Since much of what they sell in bulk goes sight unseen, Shuman and Bondroff allow for 5% fudge factor.  If a customer needs a thousand movie theater seats, they will send a thousand fifty to make up for any that are damaged.
 
Not everything goes out the door quickly.
 
"A while back we had one hundred cubicles from an office park,” Shuman recalls, smiling.  "They were not only old, they were really ugly.  We didn't think anyone in their right minds would want to buy them, but eventually we found a company in the Caribbean that was happy to have them.  I guess there are not too many office furniture companies in Caribbean.”
 
Shuman and Bondroff are excited and happy with their success.
 
"When you have an idea and you're ready to deliver service and quality," says Bondroff, "it's amazing how fast your network grows.  We began to realize this one right after we sold the theater seats; someone called us and asked if we wouldn't be interested in hotel furniture!”
 
In a few weeks, they’re going to clean out five hundred rooms of furniture at a major hotel that’s renovating.

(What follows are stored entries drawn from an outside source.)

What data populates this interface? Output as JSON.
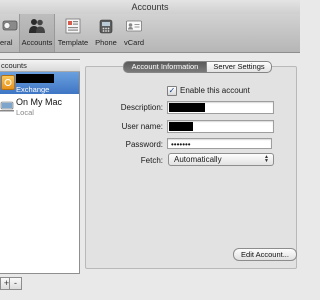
{
  "window": {
    "title": "Accounts"
  },
  "toolbar": {
    "items": [
      {
        "label": "eral",
        "icon": "general-switch-icon"
      },
      {
        "label": "Accounts",
        "icon": "accounts-people-icon",
        "selected": true
      },
      {
        "label": "Template",
        "icon": "template-icon"
      },
      {
        "label": "Phone",
        "icon": "phone-icon"
      },
      {
        "label": "vCard",
        "icon": "vcard-icon"
      }
    ]
  },
  "sidebar": {
    "header": "ccounts",
    "accounts": [
      {
        "name": "",
        "type": "Exchange",
        "selected": true,
        "name_redacted": true
      },
      {
        "name": "On My Mac",
        "type": "Local"
      }
    ]
  },
  "bottom_buttons": {
    "add": "+",
    "remove": "-"
  },
  "tabs": [
    {
      "label": "Account Information",
      "selected": true
    },
    {
      "label": "Server Settings",
      "selected": false
    }
  ],
  "form": {
    "enable_label": "Enable this account",
    "enable_checked": true,
    "description_label": "Description:",
    "username_label": "User name:",
    "password_label": "Password:",
    "password_value": "•••••••",
    "fetch_label": "Fetch:",
    "fetch_value": "Automatically"
  },
  "edit_button": "Edit Account..."
}
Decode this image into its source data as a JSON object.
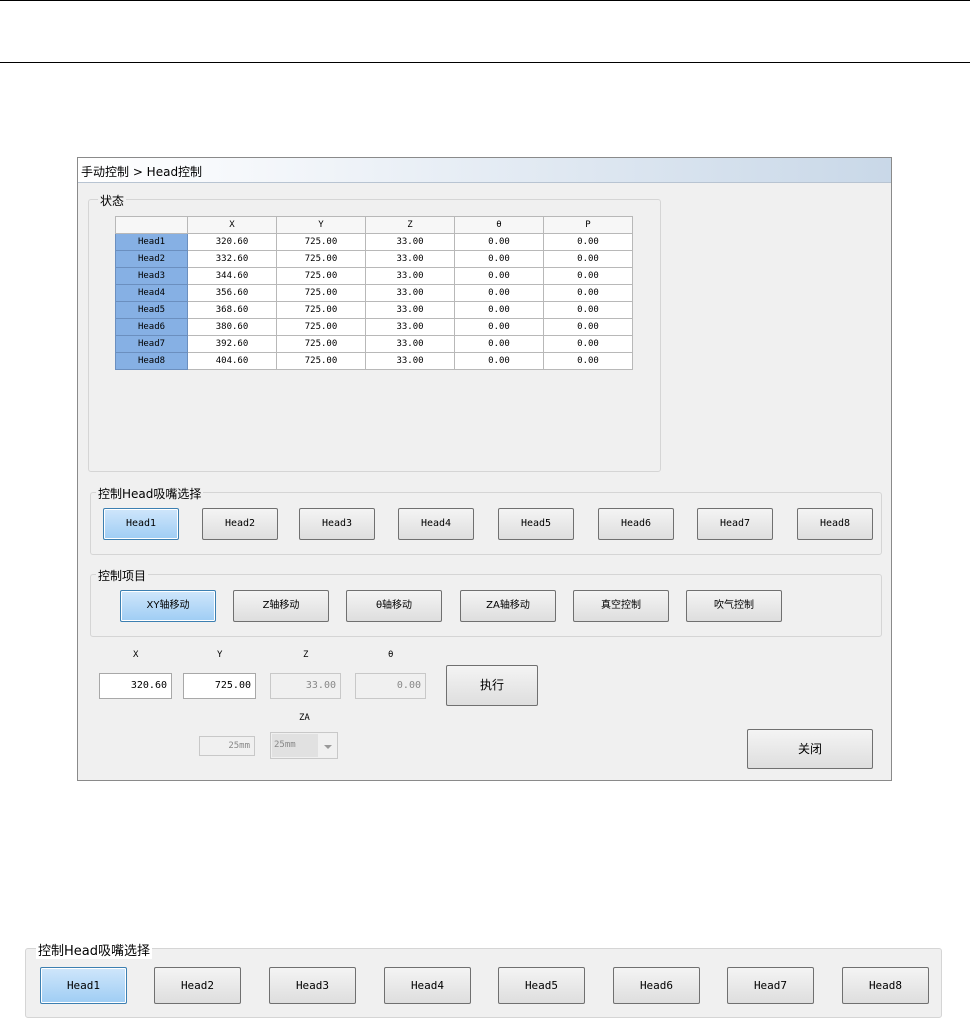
{
  "dialog": {
    "title": "手动控制 > Head控制"
  },
  "status": {
    "label": "状态",
    "columns": [
      "",
      "X",
      "Y",
      "Z",
      "θ",
      "P"
    ],
    "rows": [
      {
        "head": "Head1",
        "x": "320.60",
        "y": "725.00",
        "z": "33.00",
        "t": "0.00",
        "p": "0.00"
      },
      {
        "head": "Head2",
        "x": "332.60",
        "y": "725.00",
        "z": "33.00",
        "t": "0.00",
        "p": "0.00"
      },
      {
        "head": "Head3",
        "x": "344.60",
        "y": "725.00",
        "z": "33.00",
        "t": "0.00",
        "p": "0.00"
      },
      {
        "head": "Head4",
        "x": "356.60",
        "y": "725.00",
        "z": "33.00",
        "t": "0.00",
        "p": "0.00"
      },
      {
        "head": "Head5",
        "x": "368.60",
        "y": "725.00",
        "z": "33.00",
        "t": "0.00",
        "p": "0.00"
      },
      {
        "head": "Head6",
        "x": "380.60",
        "y": "725.00",
        "z": "33.00",
        "t": "0.00",
        "p": "0.00"
      },
      {
        "head": "Head7",
        "x": "392.60",
        "y": "725.00",
        "z": "33.00",
        "t": "0.00",
        "p": "0.00"
      },
      {
        "head": "Head8",
        "x": "404.60",
        "y": "725.00",
        "z": "33.00",
        "t": "0.00",
        "p": "0.00"
      }
    ]
  },
  "head_select": {
    "label": "控制Head吸嘴选择",
    "buttons": [
      "Head1",
      "Head2",
      "Head3",
      "Head4",
      "Head5",
      "Head6",
      "Head7",
      "Head8"
    ],
    "selected": "Head1"
  },
  "control_items": {
    "label": "控制项目",
    "buttons": [
      "XY轴移动",
      "Z轴移动",
      "θ轴移动",
      "ZA轴移动",
      "真空控制",
      "吹气控制"
    ],
    "selected": "XY轴移动"
  },
  "move": {
    "x_label": "X",
    "y_label": "Y",
    "z_label": "Z",
    "t_label": "θ",
    "za_label": "ZA",
    "x_value": "320.60",
    "y_value": "725.00",
    "z_value": "33.00",
    "t_value": "0.00",
    "za_value": "25mm",
    "za_select_value": "25mm",
    "execute_label": "执行",
    "close_label": "关闭"
  },
  "zoom_strip": {
    "label": "控制Head吸嘴选择",
    "buttons": [
      "Head1",
      "Head2",
      "Head3",
      "Head4",
      "Head5",
      "Head6",
      "Head7",
      "Head8"
    ],
    "selected": "Head1"
  },
  "colors": {
    "selected_button": "#9fcdf4",
    "row_header": "#86b0e4",
    "dialog_bg": "#f0f0f0"
  }
}
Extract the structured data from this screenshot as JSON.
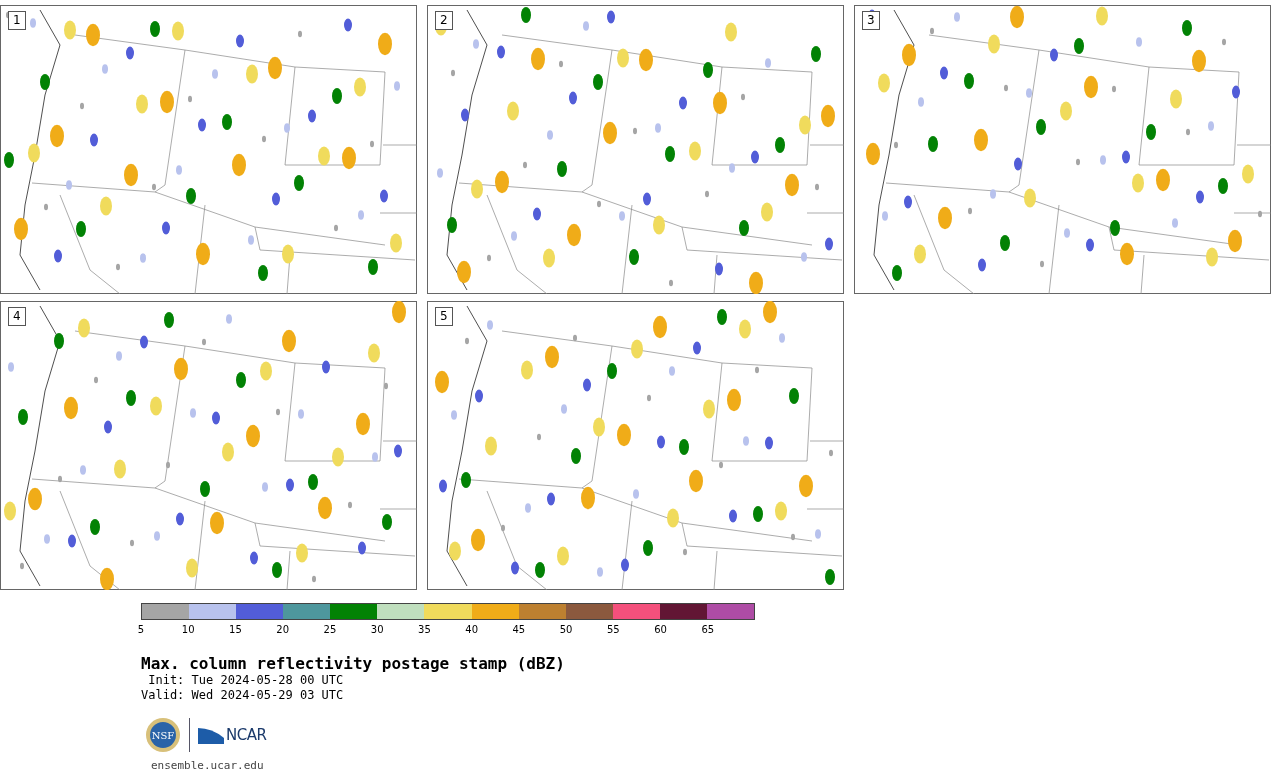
{
  "panels": [
    {
      "label": "1"
    },
    {
      "label": "2"
    },
    {
      "label": "3"
    },
    {
      "label": "4"
    },
    {
      "label": "5"
    }
  ],
  "colorbar": {
    "segments": [
      {
        "color": "#a5a5a5",
        "tick": "5"
      },
      {
        "color": "#b8c2ed",
        "tick": "10"
      },
      {
        "color": "#525dd8",
        "tick": "15"
      },
      {
        "color": "#4e979d",
        "tick": "20"
      },
      {
        "color": "#028204",
        "tick": "25"
      },
      {
        "color": "#c0dfbe",
        "tick": "30"
      },
      {
        "color": "#f0db5c",
        "tick": "35"
      },
      {
        "color": "#f0ac18",
        "tick": "40"
      },
      {
        "color": "#bd8030",
        "tick": "45"
      },
      {
        "color": "#8b593e",
        "tick": "50"
      },
      {
        "color": "#f4507c",
        "tick": "55"
      },
      {
        "color": "#621634",
        "tick": "60"
      },
      {
        "color": "#ae4ca5",
        "tick": "65"
      }
    ]
  },
  "title": "Max. column reflectivity postage stamp (dBZ)",
  "init": " Init: Tue 2024-05-28 00 UTC",
  "valid": "Valid: Wed 2024-05-29 03 UTC",
  "logos": {
    "nsf": "NSF",
    "ncar": "NCAR"
  },
  "footer": "ensemble.ucar.edu"
}
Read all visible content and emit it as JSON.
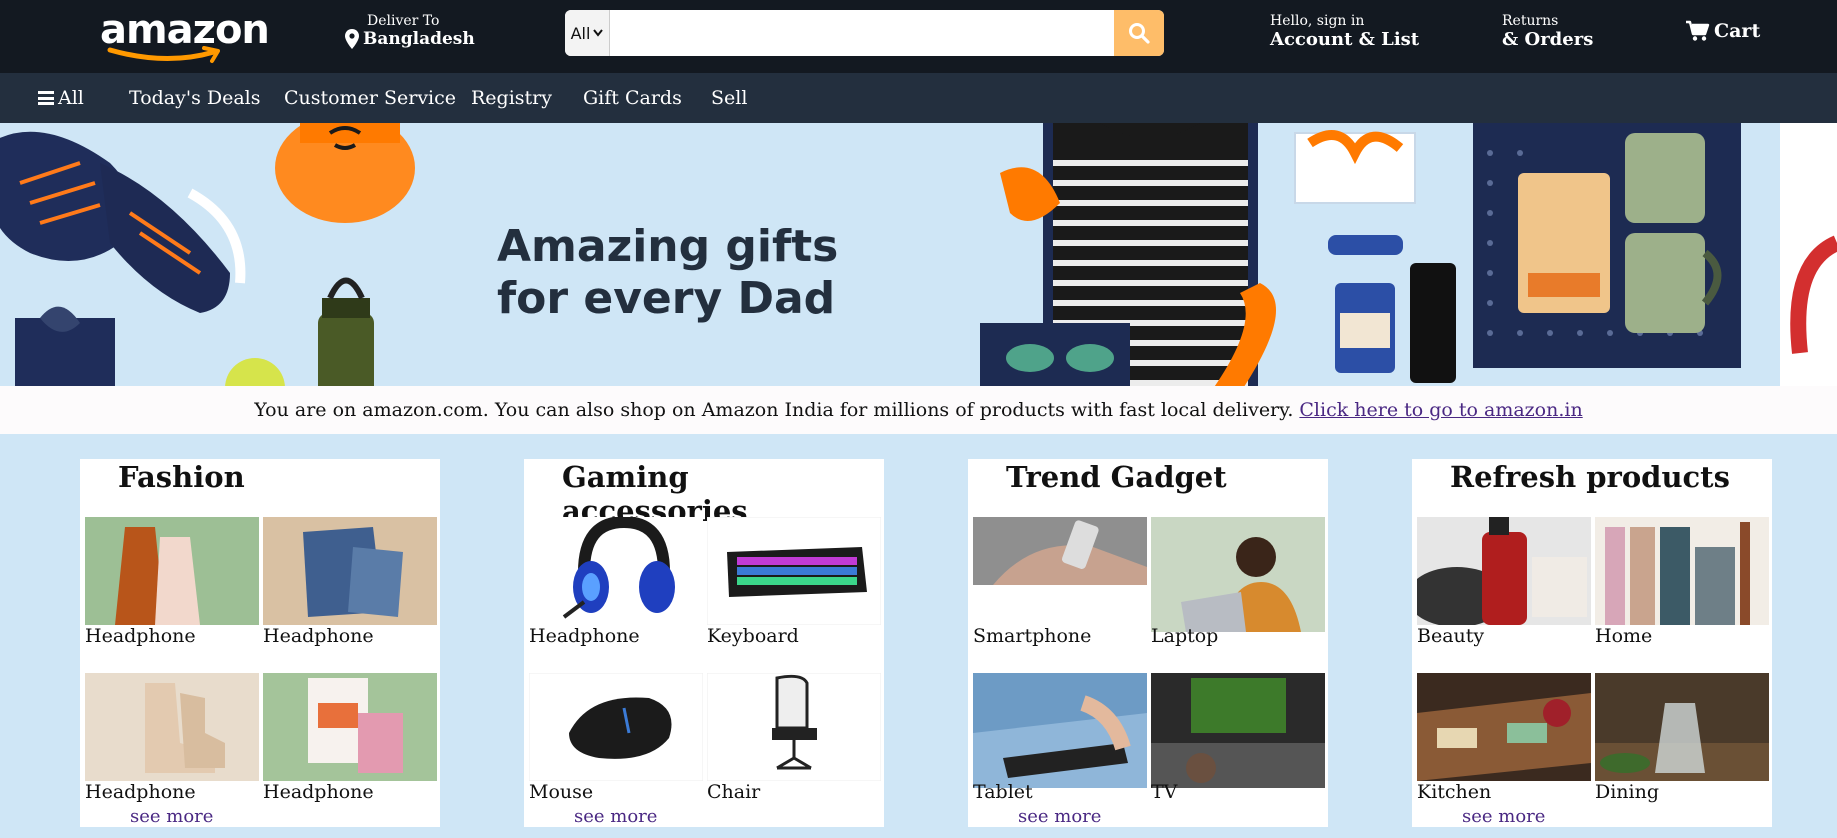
{
  "header": {
    "logo_text": "amazon",
    "deliver_label": "Deliver To",
    "deliver_location": "Bangladesh",
    "search": {
      "category": "All",
      "placeholder": "",
      "value": ""
    },
    "account_small": "Hello, sign in",
    "account_big": "Account & List",
    "returns_small": "Returns",
    "returns_big": "& Orders",
    "cart_label": "Cart"
  },
  "subnav": {
    "items": [
      "All",
      "Today's Deals",
      "Customer Service",
      "Registry",
      "Gift Cards",
      "Sell"
    ]
  },
  "hero": {
    "title_line1": "Amazing gifts",
    "title_line2": "for every Dad"
  },
  "notice": {
    "text": "You are on amazon.com. You can also shop on Amazon India for millions of products with fast local delivery.",
    "link_text": "Click here to go to amazon.in"
  },
  "cards": [
    {
      "title": "Fashion",
      "items": [
        "Headphone",
        "Headphone",
        "Headphone",
        "Headphone"
      ],
      "see_more": "see more"
    },
    {
      "title": "Gaming accessories",
      "items": [
        "Headphone",
        "Keyboard",
        "Mouse",
        "Chair"
      ],
      "see_more": "see more"
    },
    {
      "title": "Trend Gadget",
      "items": [
        "Smartphone",
        "Laptop",
        "Tablet",
        "TV"
      ],
      "see_more": "see more"
    },
    {
      "title": "Refresh products",
      "items": [
        "Beauty",
        "Home",
        "Kitchen",
        "Dining"
      ],
      "see_more": "see more"
    }
  ],
  "colors": {
    "nav_bg": "#131921",
    "subnav_bg": "#232f3e",
    "search_button": "#febd69",
    "hero_bg": "#cfe6f6",
    "link": "#4a2883"
  }
}
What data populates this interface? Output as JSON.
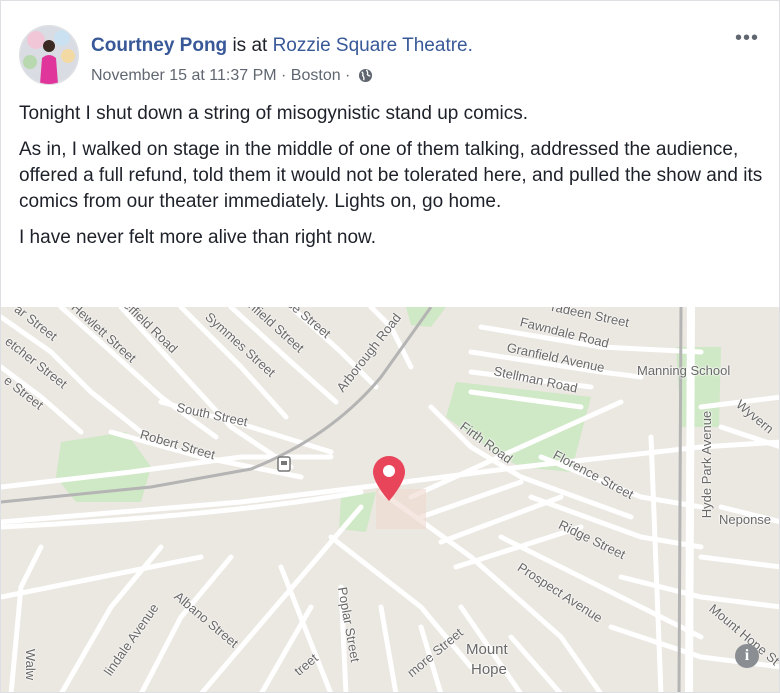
{
  "post": {
    "author": "Courtney Pong",
    "checkin_prefix": " is at ",
    "location": "Rozzie Square Theatre.",
    "timestamp": "November 15 at 11:37 PM",
    "sep1": " · ",
    "city": "Boston",
    "sep2": " · ",
    "privacy_icon": "globe-icon",
    "more_icon": "more-options-icon",
    "paragraphs": [
      "Tonight I shut down a string of misogynistic stand up comics.",
      "As in, I walked on stage in the middle of one of them talking, addressed the audience, offered a full refund, told them it would not be tolerated here, and pulled the show and its comics from our theater immediately. Lights on, go home.",
      "I have never felt more alive than right now."
    ]
  },
  "map": {
    "pin_color": "#e8445a",
    "labels": {
      "ar_street": "ar Street",
      "hewlett": "Hewlett Street",
      "effield": "effield Road",
      "symmes": "Symmes Street",
      "shfield": "shfield Street",
      "se_street": "se Street",
      "arborough": "Arborough Road",
      "radeen": "radeen Street",
      "fawndale": "Fawndale Road",
      "granfield": "Granfield Avenue",
      "stellman": "Stellman Road",
      "manning": "Manning School",
      "wyvern": "Wyvern",
      "etcher": "etcher Street",
      "e_street": "e Street",
      "south": "South Street",
      "robert": "Robert Street",
      "firth": "Firth Road",
      "florence": "Florence Street",
      "hyde_park": "Hyde Park Avenue",
      "neponset": "Neponse",
      "ridge": "Ridge Street",
      "prospect": "Prospect Avenue",
      "albano": "Albano Street",
      "poplar": "Poplar Street",
      "lindale": "lindale Avenue",
      "walw": "Walw",
      "more_street": "more Street",
      "treet": "treet",
      "mount": "Mount",
      "hope": "Hope",
      "mount_hope_st": "Mount Hope St"
    },
    "info_label": "i"
  }
}
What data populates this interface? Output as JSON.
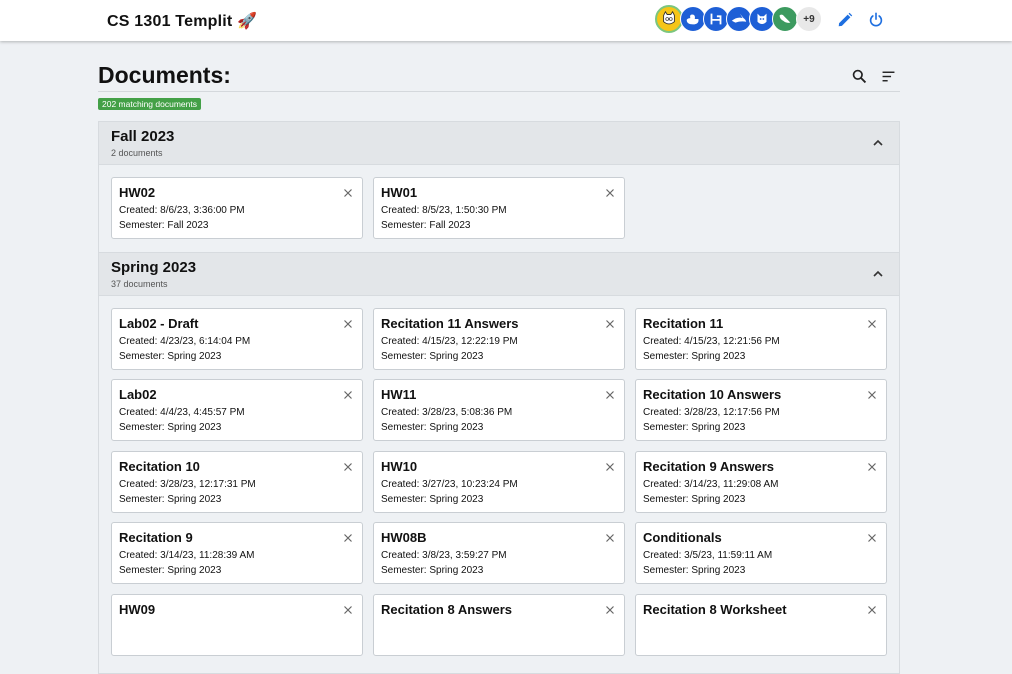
{
  "header": {
    "app_title": "CS 1301 Templit 🚀",
    "avatars": [
      {
        "icon": "cat-face-icon",
        "bg": "#f5c518",
        "ring": "#7bc67e"
      },
      {
        "icon": "duck-icon",
        "bg": "#1e5fd6",
        "ring": "#ffffff"
      },
      {
        "icon": "chair-icon",
        "bg": "#1e5fd6",
        "ring": "#ffffff"
      },
      {
        "icon": "shark-icon",
        "bg": "#1e5fd6",
        "ring": "#ffffff"
      },
      {
        "icon": "dog-icon",
        "bg": "#1e5fd6",
        "ring": "#ffffff"
      },
      {
        "icon": "bird-icon",
        "bg": "#3c9a5f",
        "ring": "#ffffff"
      }
    ],
    "more_users_label": "+9",
    "edit_icon": "pencil-icon",
    "power_icon": "power-icon",
    "accent_color": "#1e6fe0"
  },
  "main": {
    "heading": "Documents:",
    "match_badge": "202 matching documents",
    "search_icon": "search-icon",
    "sort_icon": "sort-icon"
  },
  "sections": [
    {
      "title": "Fall 2023",
      "count": "2 documents",
      "docs": [
        {
          "title": "HW02",
          "created": "Created: 8/6/23, 3:36:00 PM",
          "semester": "Semester: Fall 2023"
        },
        {
          "title": "HW01",
          "created": "Created: 8/5/23, 1:50:30 PM",
          "semester": "Semester: Fall 2023"
        }
      ]
    },
    {
      "title": "Spring 2023",
      "count": "37 documents",
      "docs": [
        {
          "title": "Lab02 - Draft",
          "created": "Created: 4/23/23, 6:14:04 PM",
          "semester": "Semester: Spring 2023"
        },
        {
          "title": "Recitation 11 Answers",
          "created": "Created: 4/15/23, 12:22:19 PM",
          "semester": "Semester: Spring 2023"
        },
        {
          "title": "Recitation 11",
          "created": "Created: 4/15/23, 12:21:56 PM",
          "semester": "Semester: Spring 2023"
        },
        {
          "title": "Lab02",
          "created": "Created: 4/4/23, 4:45:57 PM",
          "semester": "Semester: Spring 2023"
        },
        {
          "title": "HW11",
          "created": "Created: 3/28/23, 5:08:36 PM",
          "semester": "Semester: Spring 2023"
        },
        {
          "title": "Recitation 10 Answers",
          "created": "Created: 3/28/23, 12:17:56 PM",
          "semester": "Semester: Spring 2023"
        },
        {
          "title": "Recitation 10",
          "created": "Created: 3/28/23, 12:17:31 PM",
          "semester": "Semester: Spring 2023"
        },
        {
          "title": "HW10",
          "created": "Created: 3/27/23, 10:23:24 PM",
          "semester": "Semester: Spring 2023"
        },
        {
          "title": "Recitation 9 Answers",
          "created": "Created: 3/14/23, 11:29:08 AM",
          "semester": "Semester: Spring 2023"
        },
        {
          "title": "Recitation 9",
          "created": "Created: 3/14/23, 11:28:39 AM",
          "semester": "Semester: Spring 2023"
        },
        {
          "title": "HW08B",
          "created": "Created: 3/8/23, 3:59:27 PM",
          "semester": "Semester: Spring 2023"
        },
        {
          "title": "Conditionals",
          "created": "Created: 3/5/23, 11:59:11 AM",
          "semester": "Semester: Spring 2023"
        },
        {
          "title": "HW09",
          "created": "",
          "semester": ""
        },
        {
          "title": "Recitation 8 Answers",
          "created": "",
          "semester": ""
        },
        {
          "title": "Recitation 8 Worksheet",
          "created": "",
          "semester": ""
        }
      ]
    }
  ]
}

They will then sell on the open market to smaller hotels and motels around the country.
 
And so it goes.
 
When Shuman and Bondroff started selling theater seats, they never realized the opportunities that lay before them.
 
“When we started our liquidation business, Brad and I were eager to show people that we could create a marketplace for any liquidated goods and serve clients as a true asset brokerage firm,” Shuman explains.  “People who have been in our warehouse have had some very confused and amused looks on their faces when they saw some of the crazy items stacked in our warehouse.” 
 
Some of the more unusual goods that they have successfully liquidated include a half-million pieces of make up, lipstick, eye shadows, nail polish, press on finger nails;
one hundred thousand square feet of wood flooring; fifty Refrigerators for dead bodies;
sixty Milk Shake Machines from a restaurant chain and four hundred and fifty Church Pews.
 
Life is a real adventure for these two.
 
“We look forward to seeing what items we will liquidate in the future that will confuse and amuse people,” says Shuman.
 
Anybody need women’s panties? They have two hundred a fifty thousand pairs they can sell you.  The price is great, but you’ll have to buy in bulk!